Il va falloir remettre cela sur le tapis pour l'élection de 2012. Il n'est pas trop tard de commencer à y réfléchir  et pour que le PACTE  DEMOCRATIQUE que nous allons proposer devienne de jour en jour plus incontournable, il est important d'en fixer aujourd'hui les grandes lignes.   C'est alors qu nous pourrons à l'occasion d'articles sur les forums, de commentaires ici ou là sur le net et ailleurs, de commencer à y faire référence .

 

Voici donc une première mouture qui rassemble les 12 indispensables pour 2012.

 

 

PACTE DEMOCRATIQUE
les douze indispensables à constitutionaliser pour 2012



1) Non cumul des mandats  (article prêt)


2) Dose de proportionnelle  (en discusion sur la dose )


3) Reconnaissance du vote blanc


4) Statut de l'élu ; (indemnités, et modalités diverses)


5) Un sénat clérocratique  (proposition à améliorer)


6) Modification article 89 (référendum obligatoire pour révision constitutionnelle)


7) Référendum d'Initiative citoyenne ( un vrai, clair et simple)

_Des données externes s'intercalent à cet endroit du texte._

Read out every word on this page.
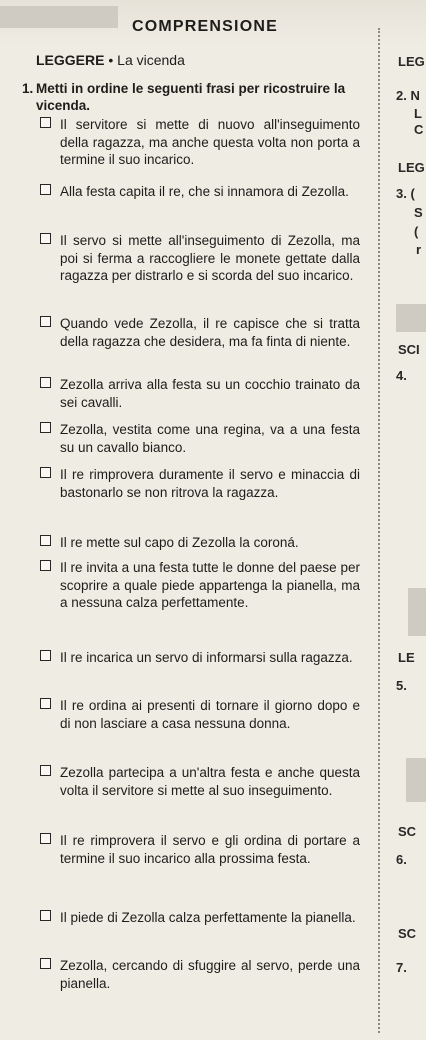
COMPRENSIONE
LEGGERE • La vicenda
1. Metti in ordine le seguenti frasi per ricostruire la vicenda.
Il servitore si mette di nuovo all'inseguimento della ragazza, ma anche questa volta non porta a termine il suo incarico.
Alla festa capita il re, che si innamora di Zezolla.
Il servo si mette all'inseguimento di Zezolla, ma poi si ferma a raccogliere le monete gettate dalla ragazza per distrarlo e si scorda del suo incarico.
Quando vede Zezolla, il re capisce che si tratta della ragazza che desidera, ma fa finta di niente.
Zezolla arriva alla festa su un cocchio trainato da sei cavalli.
Zezolla, vestita come una regina, va a una festa su un cavallo bianco.
Il re rimprovera duramente il servo e minaccia di bastonarlo se non ritrova la ragazza.
Il re mette sul capo di Zezolla la coroná.
Il re invita a una festa tutte le donne del paese per scoprire a quale piede appartenga la pianella, ma a nessuna calza perfettamente.
Il re incarica un servo di informarsi sulla ragazza.
Il re ordina ai presenti di tornare il giorno dopo e di non lasciare a casa nessuna donna.
Zezolla partecipa a un'altra festa e anche questa volta il servitore si mette al suo inseguimento.
Il re rimprovera il servo e gli ordina di portare a termine il suo incarico alla prossima festa.
Il piede di Zezolla calza perfettamente la pianella.
Zezolla, cercando di sfuggire al servo, perde una pianella.
LEG
2. N
L
C
LEG
3. (
S
(
r
SCI
4.
LE
5.
SC
6.
SC
7.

8) Réforme des institutions décentralisées et RICs locaux  (à travailler)


9) Orientations pour assurer le développement de l'expression publique  indépendante. (médias et partis)

 

10) Lignes directrices d'une politique de sensibilisation et de formation aux droits et devoirs du citoyen, aux libertés publiques, aux contrôles démocratiques


11) Reprendre le pouvoir sur l'économie en nationalisant le crédit et l’assurance qui doivent être des services publics gérés démocratiquement

12) Renforcement des pouvoirs de la Cour des Comptes et autres organismes de contrôle.

 

 

Chaque point fera ainsi l'objet d'une page spéciale expliquant notre proposition précise éventuelle . / se référer aux articles déjà rédigés sur certains points particuliers. ( ex le cumul des mandats)./

 

Pour le développement de cette idée , j'ai donc créé une communauté overblog, pacte démocratique pour 2012 avec un forum de discussion.  je vous invite à vous inscrire et à  inviter les blogs susceptibes de constituer ce réseau de s'y inscrire.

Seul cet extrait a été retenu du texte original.